Le chômage des jeunes de moins de 25 ans continue à augmenter, en mai, de 1,3%.

 

La dégradation se poursuit pour les seniors avec un nouveau bond de 1,3%. Sur un an, leur nombre a progressé de 14,1% en un an !
 

 

Enfin, le nombre de chômeurs de longue durée a augmenté de 0,8% sur un mois (+10,5% sur un an), et s’élève aujourd’hui à 1,544 million. Force est de constater, qu’à la fin de leurs droits à l’indemnisation chômage, ils viennent grossir les rangs des allocataires des minima sociaux.

 

Ce nouveau bond efface donc les dernières baisses statistiques du chômage et démontre une nouvelle fois l’échec de la politique de l’emploi menée par le gouvernement.

 

La précarité dans l’emploi s’installe durablement avec une augmentation inhabituellement forte des entrées à Pôle emploi (+6% en mai), notamment en raison de fins de mission d’intérim (+7,5%) et de fin de CDD (+2%) .

 

La politique actuellement menée ne vise pas à traiter en profondeur la problématique récurrente des jeunes, des seniors ou encore des chômeurs de longue durée ni à viser un retour à l’emploi durable !

 

La désorganisation du service public de l’emploi, pointé dans le dernier avis du CESE, et le manque de moyens ne permettent pas un accompagnement efficace des demandeurs d’emploi.

 

Le patronat porte également une lourde responsabilité : la négociation engagée sur l’emploi des jeunes ne débouche sur aucune mesure sérieuse sur l’accès à l’emploi.

 

La CGT réaffirme donc ses demandes :

  • - Supprimer les incitations fiscales aux heures supplémentaires qui freinent la création d’emplois,
  • - conditionner les milliards d’aides publiques aux résultats des politiques d’emploi menées dans les entreprises.

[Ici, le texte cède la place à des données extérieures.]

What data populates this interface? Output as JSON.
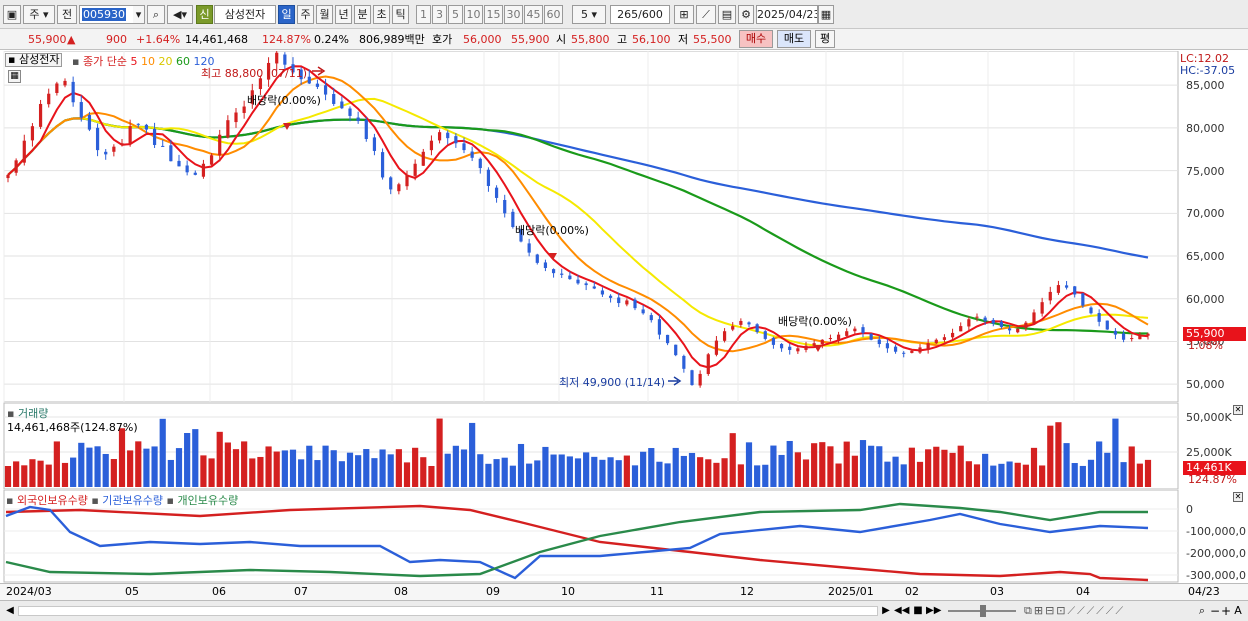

L’argent donné au patronat doit réellement servir à la reprise de l’emploi.
  • - engager de véritables négociations pour des hausses des salaires qui permettraient d’augmenter la consommation des ménages et relancer l’emploi,

 

La CGT invite les demandeurs d’emploi, les salariés et les retraités à s’inscrire dans les actions qu’elle propose de construire de façon unitaire pour la rentrée de septembre.